If you hear this bonechilling sound, run like hell, get inside and lock the doors. Otherwise you will quickly find yourself the main course at the gobbler’s buffet. Good luck and may god help us all.

TODAY’S HEALTH HEADLINES

Tuesday, January 11th, 2005

• A recent study revealed that olive oil may actually help prevent breast cancer. Tests showed that oleic acid, the main monounsaturated fatty acid in olive oil, suppressed one of the most important genes associated with breast cancer.

Several doctors have taken the study to heart, recommending women massage their breasts with olive oil several times a day. Some even claim the body best absorbs the oil in a “wrestling ring” environment.
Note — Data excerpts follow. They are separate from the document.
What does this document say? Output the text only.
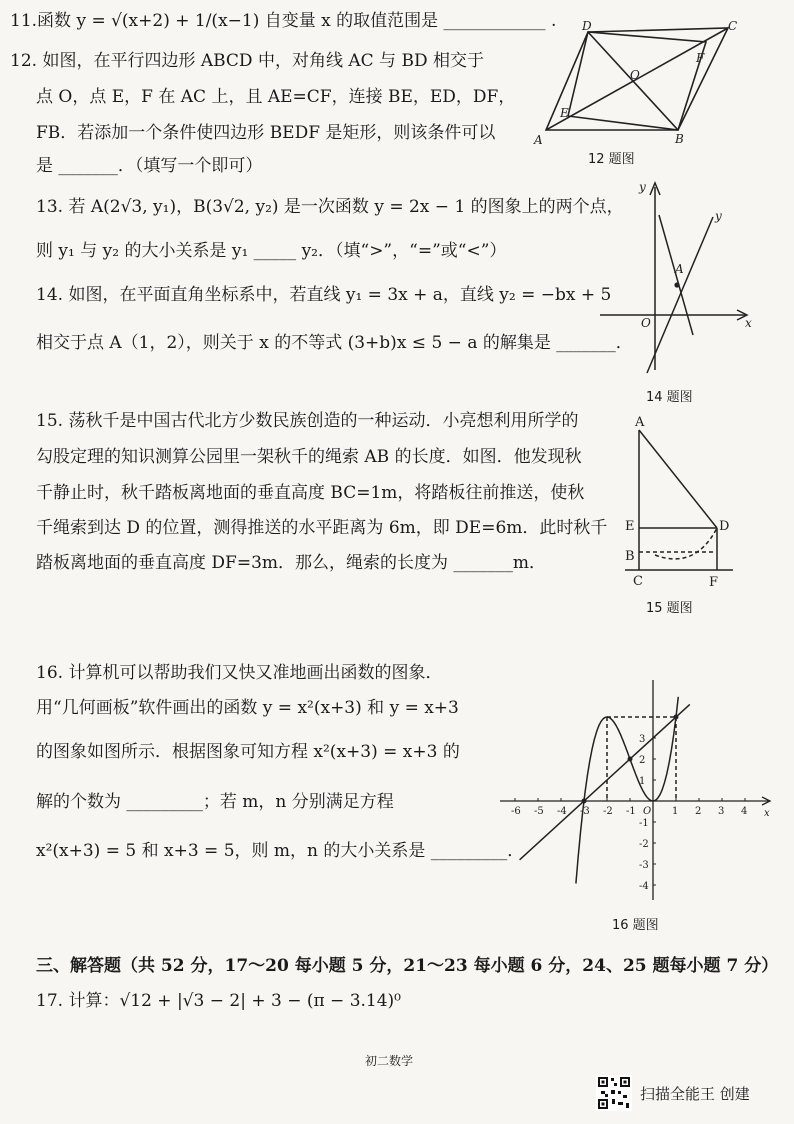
11.函数 y = √(x+2) + 1/(x−1) 自变量 x 的取值范围是 ____________ .
12. 如图，在平行四边形 ABCD 中，对角线 AC 与 BD 相交于
点 O，点 E，F 在 AC 上，且 AE=CF，连接 BE，ED，DF，
FB．若添加一个条件使四边形 BEDF 是矩形，则该条件可以
是 _______．（填写一个即可）
A	B
C
D
E
F
O
12 题图
13. 若 A(2√3, y₁)，B(3√2, y₂) 是一次函数 y = 2x − 1 的图象上的两个点，
则 y₁ 与 y₂ 的大小关系是 y₁ _____ y₂．（填“>”，“=”或“<”）
14. 如图，在平面直角坐标系中，若直线 y₁ = 3x + a，直线 y₂ = −bx + 5
相交于点 A（1，2），则关于 x 的不等式 (3+b)x ≤ 5 − a 的解集是 _______．
y
y
x
O
A
14 题图
15. 荡秋千是中国古代北方少数民族创造的一种运动．小亮想利用所学的
勾股定理的知识测算公园里一架秋千的绳索 AB 的长度．如图．他发现秋
千静止时，秋千踏板离地面的垂直高度 BC=1m，将踏板往前推送，使秋
千绳索到达 D 的位置，测得推送的水平距离为 6m，即 DE=6m．此时秋千
踏板离地面的垂直高度 DF=3m．那么，绳索的长度为 _______m．
A
B
C
D
E
F
15 题图
16. 计算机可以帮助我们又快又准地画出函数的图象．
用“几何画板”软件画出的函数 y = x²(x+3) 和 y = x+3
的图象如图所示．根据图象可知方程 x²(x+3) = x+3 的
解的个数为 _________；若 m，n 分别满足方程
x²(x+3) = 5 和 x+3 = 5，则 m，n 的大小关系是 _________．
-6 -5 -4 -3 -2 -1	1 2 3 4
3
2
1
-1
-2
-3
-4
O	x
16 题图
三、解答题（共 52 分，17～20 每小题 5 分，21～23 每小题 6 分，24、25 题每小题 7 分）
17. 计算：√12 + |√3 − 2| + 3 − (π − 3.14)⁰
初二数学
扫描全能王 创建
• Researchers are now claiming that people who sleep more may actually weigh less. Dr. Robert Vorona, an assistant professor of sleep medicine at Eastern Virginia Medical School, believes that lack of sleep may set off hormonal changes that affect appetite. A full night of restful sleep will create hormonal patterns that control hunger. On the contrary, someone who sleeps little will invariably suffer cravings for human flesh.

• Several people are ushering in the new year with fitness resolutions, ranging from prostate exams and pilates to low carb diets and bleached needles. But one program in particular is sweeping the country: The 2005 Pushup Challenge. It’s quickly grown in popularity because it is simple, inexpensive and requires no equipment at all.

I decided to see what all the hype was about and put the Pushup Challenge to the test. I am now 5 days in to the challenge and am sorry to report, not only did I not lose weight, but I have actually gained over 17 pounds! The Challenge is an obvious failure, as I have eaten nothing but Pushups for the last week.

• A second case of mad cow disease was discovered in Canada on Sunday just days after the United States said it would to reopen its border to Canadian beef. The dairy cow from Alberta tested positive for bovine spongiform, the cause of the fatal and unpronounceable Creutzfeldt-Jakob disease. The USDA however insists the public is not at risk and should not panic because after all “Canada doesn’t count.”

Why is the keyboard so dusty?

Monday, January 10th, 2005

Had store credit and a new video game crying out to me (a sequel to a Star Wars game the effectively ruined my life a couple months ago) So, to justify buying it, I made a deal with myself. I will complete one writing assignment of my choice before I can play every night. Here was tonight’s:

REALLY REAL BAD OPENING LINES FOR A STORY

1. He had played drinking games before, but nothing quite prepared him for dodge the pitbull.

2. It’s not easy to follow your heart, especially when it’s in a ziplock bag somewhere across the border.

3. A cold cold wind spilled in through cracked opaque window of Jim’s wounded soul.

4. He gazed longingly into the dark smoldering eyes of the most beautiful chicken alive.

5. There once was a boy, two rabbits, a cabbage, a boiling pot and a can of lard.

6. Things were so much better back when gas was cheap and women knew their place.

7. Maybe once in a lifetime does someone experience that feeling the French probably have a name for.

8. “I challenge you to a duel,” he said, “my triangle versus your tambourine!”

9. “Well let’s see”, said Betty while looking at her watch, “yes that would work, but
should I bring grandma or leave her in the trunk?”

10. Tommy really really loved parades, but not as much as he loved peanut butter, which he loved slightly more than oatmeal cookies, but not nearly as much as he loved spankings.